Book Review: How Sweet To Be An Idiot
Summary: 4 Stars

"Being There" is a novel about the capricious issue of existence and identity in the television age, yet it is told in the manner of a child's fable, with simple, often beautiful prose and a narrative as processed through the consciousness of a simpleton.

That simpleton, Chance the Gardener, a.k.a. Chauncey Gardiner, is cast out of the garden he has tended which has been all he has ever known of the world, left to fend for himself in uncaring Manhattan. A fortuitous accident leaves him in the care of a dying plutocrat and his young, sexually frustrated wife, for both of whom Chance is the perfect tabula rasa upon which to affix their aspirations and sensibilities. How soon before they guess at Chance's true nature, and kick him out of their world? Or will he somehow avoid detection, with his storehouse of borrowed phrases and techniques he has learned from television?

Jerzy Kosinski can't tell a joke to save his life, but he writes with beautiful clarity.

"And yet, with all its life, even at the peak of its bloom, the garden was its own graveyard," goes one early passage of Chance tending his garden. "Under every tree and bush lay rotten trunks and disintegrated and decomposing roots. It was hard to know which was more important: the garden's surface or the graveyard from which it grew and into which it was constantly lapsing."

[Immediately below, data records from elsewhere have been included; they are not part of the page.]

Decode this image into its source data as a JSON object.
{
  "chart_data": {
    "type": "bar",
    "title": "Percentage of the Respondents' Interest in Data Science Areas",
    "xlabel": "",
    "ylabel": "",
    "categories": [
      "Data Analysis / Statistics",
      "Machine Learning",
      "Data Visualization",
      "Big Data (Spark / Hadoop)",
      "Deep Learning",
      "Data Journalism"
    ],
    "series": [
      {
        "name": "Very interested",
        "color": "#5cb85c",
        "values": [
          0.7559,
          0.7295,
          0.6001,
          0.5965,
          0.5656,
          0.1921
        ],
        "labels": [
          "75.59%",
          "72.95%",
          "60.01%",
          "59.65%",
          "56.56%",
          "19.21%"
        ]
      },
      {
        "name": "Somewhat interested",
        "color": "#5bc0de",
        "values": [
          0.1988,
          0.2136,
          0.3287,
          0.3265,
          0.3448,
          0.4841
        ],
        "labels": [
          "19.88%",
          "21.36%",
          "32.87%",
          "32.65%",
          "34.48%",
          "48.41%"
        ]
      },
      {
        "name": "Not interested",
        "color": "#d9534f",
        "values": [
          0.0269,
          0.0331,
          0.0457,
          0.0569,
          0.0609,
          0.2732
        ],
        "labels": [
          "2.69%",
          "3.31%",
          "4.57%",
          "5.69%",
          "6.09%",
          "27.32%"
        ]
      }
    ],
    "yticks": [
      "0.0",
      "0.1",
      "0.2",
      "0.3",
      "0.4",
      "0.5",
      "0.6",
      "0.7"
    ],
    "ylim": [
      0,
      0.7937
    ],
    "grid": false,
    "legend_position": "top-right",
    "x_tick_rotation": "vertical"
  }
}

If "Being There" the novel suffers from one thing, it's "Being There" the movie. There, Chance is played by the sublime Peter Sellers, who finds every glimmer of humor in Chance's character, adds some more, and yet carries Kosinski's character to metaphoric heights the author himself didn't envision. There's also the fact that the film plays more assuredly with the video medium that is a central theme in both stories, throwing up bits of real commercials and children's TV to play up against the plot shifts.

What the book has going for it is its use of fable-like elements that don't translate so well onto film. The Russian ambassador tells Chance that he has "that certain Krylovian touch," referring to a popular Russian fable-writer, and its true enough. Near the end of the book, we are told by a White House observer that the sequence of events that have brought Chance to global attention span fill just four days, which is clearly not in the realm of reality as we know it, especially given the soporific pace of events in the book.

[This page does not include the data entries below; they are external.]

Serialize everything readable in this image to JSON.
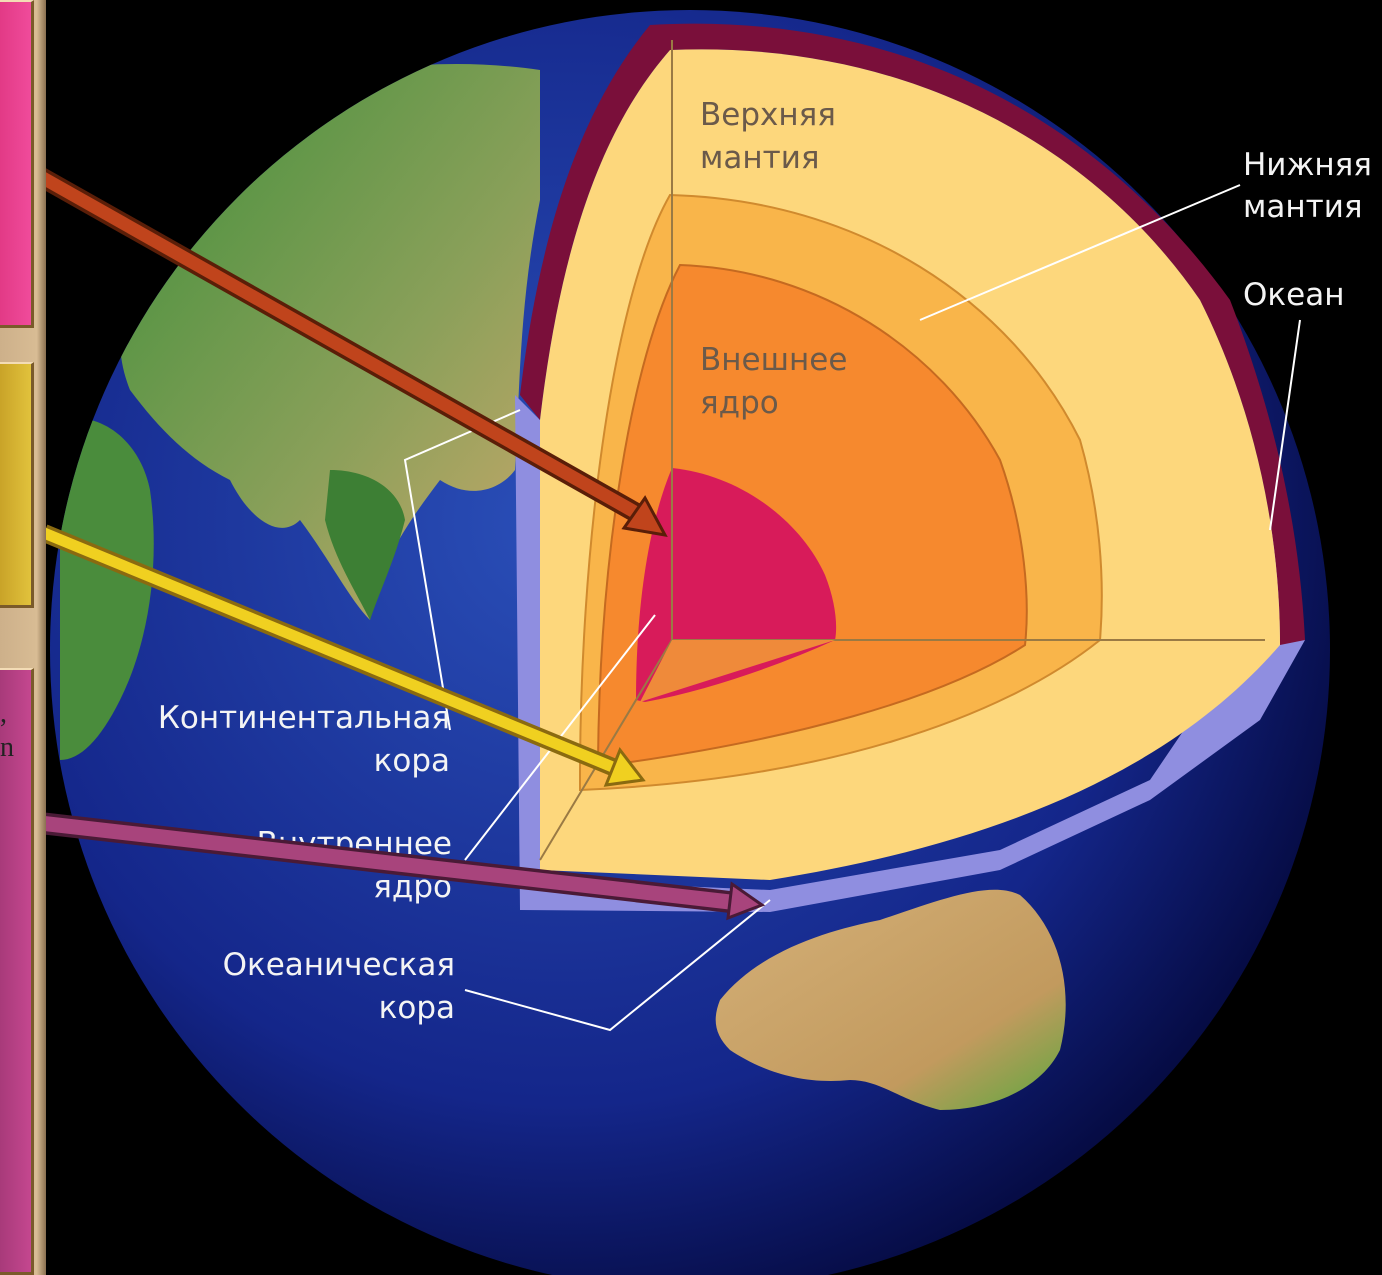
{
  "side_panels": [
    {
      "id": "pink",
      "color": "#e23a86",
      "glyph": ""
    },
    {
      "id": "yellow",
      "color": "#d8b634",
      "glyph": ""
    },
    {
      "id": "magenta",
      "color": "#b84385",
      "glyph": ",\nn"
    }
  ],
  "labels": {
    "upper_mantle": [
      "Верхняя",
      "мантия"
    ],
    "lower_mantle": [
      "Нижняя",
      "мантия"
    ],
    "ocean": "Океан",
    "outer_core": [
      "Внешнее",
      "ядро"
    ],
    "continental_crust": [
      "Континентальная",
      "кора"
    ],
    "inner_core": [
      "Внутреннее",
      "ядро"
    ],
    "oceanic_crust": [
      "Океаническая",
      "кора"
    ]
  },
  "arrows": [
    {
      "name": "arrow-to-inner-core",
      "color": "#c0441c"
    },
    {
      "name": "arrow-to-outer-core",
      "color": "#f0d020"
    },
    {
      "name": "arrow-to-oceanic-crust",
      "color": "#a8447c"
    }
  ]
}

There's an edge to this fable: The Russian ambassador goes on to send Chance a copy of Krylov's fables in the original Russian, which we discover has been taken from a recently arrested Jewish dissident. But characters who present a voice of skepticism in the film, like Louise the cook and Dr. Allenby, are absent here. So too, alas, is the film's finest single moment, its enigmatic ending which actually underlines the fairy-tale quality of this story.

Chance does have some self-knowledge in the book, just enough to wonder who he is and whether he will become two people when he appears on television, the Chance on TV and the Chance who watches. Within its simple constructs, Kosinski asks some deep questions and presents us with food for thought. Plus he doesn't take very many pages to do it. Fables work better when told fast. "Being There" is an adult fable told very well.

Book Review: If by Chance...
Summary: 4 Stars

Jerzy Kosinski has written a delightful modern parable. Each actor in this allegorical tale sees Chance as a wise and insightful sage. But Chance, dubbed Chauncey Gardiner, is an illiterate gardener whose only contact with the outside world before being caught up in high finance, politics, and diplomacy was his garden and his television watching habit. He doesn't try to hide his past as he adapts as best he can to his new environment. His aphorisms taken from his experiences in the garden are interpreted by his listeners as great sooth. Because he has no discoverable past he is believed to be an operative some powerful organization in the eyes of the beholders.
This is a story to enjoy and give some thought to.